Get Mystery Box with random crypto!

Переводила вчера на очень статусном мероприятии, и во время ра | interpreter at work

Переводила вчера на очень статусном мероприятии, и во время работы мне пришла записка от организатора: «Надя, можно говорить *правильный_термин*» (правильный термин был написан крупными буквами и выделен двумя подчеркиваниями). В переводе на общепринятый русский это означает: «Надя, блин, говори НОРМАЛЬНО». Я всегда веселюсь, когда вижу эту новую «вежливую» норму: 'можно' вместо 'нужно'.

Вообще, я с невероятным интересом наблюдаю за постоянными изменениями норм делового и повседневного общения. Вот где настоящий рок-н-ролл.

Мои кумиры в этике речи — британцы. Взять, хотя бы выражение «You want to», которым ловко маскируют повелительное наклонение. Например, вы стоите на КПП и слышите: «You want to go to room 305», дословно: «Вы хотите пойти в кабинет 305». В особенно тяжелых ситуациях мой внутренний гоблин, слыша это выражение, начинает орать: «Нет, это не я хочу туда пойти, это ВЫ ХОТИТЕ, чтобы я, блин, туда пошла».

Формы повелительного наклонения могут прятаться и по-другому — благодаря влиянию модного направления non-violent communication (ненасильственное общение).
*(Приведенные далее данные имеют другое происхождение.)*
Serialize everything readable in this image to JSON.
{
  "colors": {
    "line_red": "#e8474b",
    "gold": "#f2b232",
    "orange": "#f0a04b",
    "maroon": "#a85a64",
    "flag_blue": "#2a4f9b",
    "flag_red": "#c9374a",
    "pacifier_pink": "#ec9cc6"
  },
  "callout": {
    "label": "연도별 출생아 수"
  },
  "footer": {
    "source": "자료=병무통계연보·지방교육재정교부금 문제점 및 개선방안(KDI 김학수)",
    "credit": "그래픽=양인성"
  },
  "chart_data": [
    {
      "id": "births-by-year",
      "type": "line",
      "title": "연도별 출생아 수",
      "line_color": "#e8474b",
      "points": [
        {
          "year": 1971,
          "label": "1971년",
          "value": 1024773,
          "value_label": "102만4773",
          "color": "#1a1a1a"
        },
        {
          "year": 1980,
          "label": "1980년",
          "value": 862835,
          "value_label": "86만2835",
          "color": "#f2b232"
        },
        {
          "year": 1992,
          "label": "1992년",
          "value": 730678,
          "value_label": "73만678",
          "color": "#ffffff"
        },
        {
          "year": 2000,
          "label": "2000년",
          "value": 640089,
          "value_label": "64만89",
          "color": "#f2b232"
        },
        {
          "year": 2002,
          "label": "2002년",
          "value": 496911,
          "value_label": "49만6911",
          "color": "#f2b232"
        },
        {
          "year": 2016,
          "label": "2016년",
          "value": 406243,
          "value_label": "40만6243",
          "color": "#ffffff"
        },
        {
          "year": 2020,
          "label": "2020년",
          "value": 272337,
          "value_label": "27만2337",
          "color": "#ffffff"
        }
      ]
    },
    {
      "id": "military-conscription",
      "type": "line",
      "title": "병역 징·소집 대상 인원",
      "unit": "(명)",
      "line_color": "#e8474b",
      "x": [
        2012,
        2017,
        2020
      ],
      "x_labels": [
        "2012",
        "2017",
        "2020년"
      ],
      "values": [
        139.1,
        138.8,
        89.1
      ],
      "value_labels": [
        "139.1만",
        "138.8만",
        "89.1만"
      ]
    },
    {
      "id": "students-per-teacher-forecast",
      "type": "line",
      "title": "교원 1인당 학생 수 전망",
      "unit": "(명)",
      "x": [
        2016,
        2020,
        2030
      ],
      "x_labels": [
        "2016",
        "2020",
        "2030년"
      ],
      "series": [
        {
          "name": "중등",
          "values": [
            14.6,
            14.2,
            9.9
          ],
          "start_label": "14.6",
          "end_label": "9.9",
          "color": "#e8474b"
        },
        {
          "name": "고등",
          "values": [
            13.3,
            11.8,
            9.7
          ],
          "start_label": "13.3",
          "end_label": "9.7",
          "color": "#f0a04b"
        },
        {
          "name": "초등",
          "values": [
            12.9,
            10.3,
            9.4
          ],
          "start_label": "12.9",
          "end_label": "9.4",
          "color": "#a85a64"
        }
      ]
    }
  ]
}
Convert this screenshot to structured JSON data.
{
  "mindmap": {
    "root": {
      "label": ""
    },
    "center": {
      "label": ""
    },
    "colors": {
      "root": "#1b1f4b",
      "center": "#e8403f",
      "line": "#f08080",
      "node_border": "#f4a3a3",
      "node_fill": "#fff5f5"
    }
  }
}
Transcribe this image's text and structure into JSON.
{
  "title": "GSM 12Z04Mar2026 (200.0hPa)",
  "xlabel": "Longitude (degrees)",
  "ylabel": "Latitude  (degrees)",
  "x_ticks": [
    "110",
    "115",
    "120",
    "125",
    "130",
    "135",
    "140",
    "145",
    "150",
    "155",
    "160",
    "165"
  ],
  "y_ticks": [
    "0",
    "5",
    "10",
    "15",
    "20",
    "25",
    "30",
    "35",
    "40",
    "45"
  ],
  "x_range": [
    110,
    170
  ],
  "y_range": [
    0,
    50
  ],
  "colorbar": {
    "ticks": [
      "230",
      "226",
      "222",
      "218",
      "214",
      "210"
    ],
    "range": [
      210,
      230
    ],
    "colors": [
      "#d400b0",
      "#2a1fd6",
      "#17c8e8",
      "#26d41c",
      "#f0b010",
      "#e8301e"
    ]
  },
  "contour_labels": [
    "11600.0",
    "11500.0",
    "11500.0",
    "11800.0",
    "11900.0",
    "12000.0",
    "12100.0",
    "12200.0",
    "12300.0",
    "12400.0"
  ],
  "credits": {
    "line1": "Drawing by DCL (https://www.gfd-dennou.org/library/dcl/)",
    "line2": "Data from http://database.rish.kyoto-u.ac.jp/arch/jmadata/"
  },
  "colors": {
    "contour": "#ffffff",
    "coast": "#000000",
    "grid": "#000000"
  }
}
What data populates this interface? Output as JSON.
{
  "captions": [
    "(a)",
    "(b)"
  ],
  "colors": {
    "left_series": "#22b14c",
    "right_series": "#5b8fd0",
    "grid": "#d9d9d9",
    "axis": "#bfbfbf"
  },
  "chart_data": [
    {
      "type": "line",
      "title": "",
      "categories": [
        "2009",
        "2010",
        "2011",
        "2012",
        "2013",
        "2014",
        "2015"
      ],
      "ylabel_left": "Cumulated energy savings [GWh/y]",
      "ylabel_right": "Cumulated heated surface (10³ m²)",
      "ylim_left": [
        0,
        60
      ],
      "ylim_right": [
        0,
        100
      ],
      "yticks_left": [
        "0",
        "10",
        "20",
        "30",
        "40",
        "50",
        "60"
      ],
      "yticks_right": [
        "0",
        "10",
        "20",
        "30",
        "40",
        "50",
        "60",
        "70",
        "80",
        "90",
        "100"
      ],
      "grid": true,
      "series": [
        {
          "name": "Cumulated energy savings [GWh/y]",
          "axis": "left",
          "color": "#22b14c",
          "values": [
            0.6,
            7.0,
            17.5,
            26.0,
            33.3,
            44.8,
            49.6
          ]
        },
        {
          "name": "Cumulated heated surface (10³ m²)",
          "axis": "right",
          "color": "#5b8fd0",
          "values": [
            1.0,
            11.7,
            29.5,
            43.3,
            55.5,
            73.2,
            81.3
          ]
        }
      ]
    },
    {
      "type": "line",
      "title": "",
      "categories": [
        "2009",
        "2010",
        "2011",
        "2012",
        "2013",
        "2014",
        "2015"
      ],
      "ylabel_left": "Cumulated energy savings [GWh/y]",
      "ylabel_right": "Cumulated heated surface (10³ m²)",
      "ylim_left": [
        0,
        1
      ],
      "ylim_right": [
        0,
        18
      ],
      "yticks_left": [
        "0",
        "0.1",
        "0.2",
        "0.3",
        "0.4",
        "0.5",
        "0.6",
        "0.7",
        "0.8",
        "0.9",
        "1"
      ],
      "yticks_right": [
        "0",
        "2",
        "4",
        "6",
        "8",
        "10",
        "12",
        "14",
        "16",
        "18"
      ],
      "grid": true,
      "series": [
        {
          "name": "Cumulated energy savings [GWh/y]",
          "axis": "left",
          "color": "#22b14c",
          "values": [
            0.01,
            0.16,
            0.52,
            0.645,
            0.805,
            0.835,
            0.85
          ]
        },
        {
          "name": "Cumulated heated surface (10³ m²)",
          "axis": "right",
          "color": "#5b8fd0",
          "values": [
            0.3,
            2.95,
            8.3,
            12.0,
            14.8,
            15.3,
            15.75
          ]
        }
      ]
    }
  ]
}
С такого примера я и начала пост: повелительное наклонение заменяется на разрешение «можно»: «Надя, можно говорить патронажные сёстры, а не медсёстры». «А теперь можно подняться наверх» — хотя в реальности у меня нет вариантов, надо идти наверх. «Можно подождать и задать вопросы в конце» — ну, вы поняли.

Our language is highly political, и мы живем в интересное время: стремительно меняются ценностные ориентиры общества, что выливается в новые языковые нормы. Это касается всего, и лексики — в первую очередь.

Для переводчика быть чувствительным к таким процессам — первостепенная необходимость. Правда, иногда возникает ощущение, что ходишь по минному полю: недавно синхронила на феминистком мероприятии, где использование феминитивов было обязательным (авторка, кураторка). Но вот если я вверну новый феминитив в перевод на консервативном мероприятии, это вызовет в лучшем случае лёгкое удивление.

И это касается называния всего. Наверное, вы помните, что в нулевые говорить «человек с ограниченными возможностями» было абсолютной нормой. Сейчас это такой моветон, что даже неловко слышать — по современной этике принято: «человек с инвалидностью». Но вот незадача: на недавнем мероприятии участник дискуссии (сам человек с инвалидностью) сказал мне: «Хватит сглаживать углы, называйте меня “инвалид”».

На другом инклюзивном мероприятии выступающий назвал себя transgender, и я на автомате чуть не ляпнула «человек с трансгендерностью», но, слава богу, вовремя опомнилась.

Могу ли я как переводчик влиять на формирование новой нормы? Не уверена. Лексика и грамматика должны транслировать позицию автора. Если человек орёт благим матом, а переводчик нежным голосом говорит «А теперь вы можете ненасильственно пойти нахер», — это прозвучит странно.

С другой стороны, выбирают не только заказчики, мы тоже можем выбирать, с кем мы хотим работать. Можно себя позиционировать как переводчика с определённой повесткой — если вам очень важны конкретные ценности, имеет смысл находить заказчиков, которые их разделяют, тогда подыскивать правильные слова и выражения будет куда проще.

Я руководствуюсь именно этим принципом: искусство, культура в широком смысле, новые модели управления (самоуправление) и некоммерческие / негосударственные проекты. Ясное позиционирование привлекает людей, с которыми мы изначально говорим на одном языке, и переводить для них — одно удовольствие.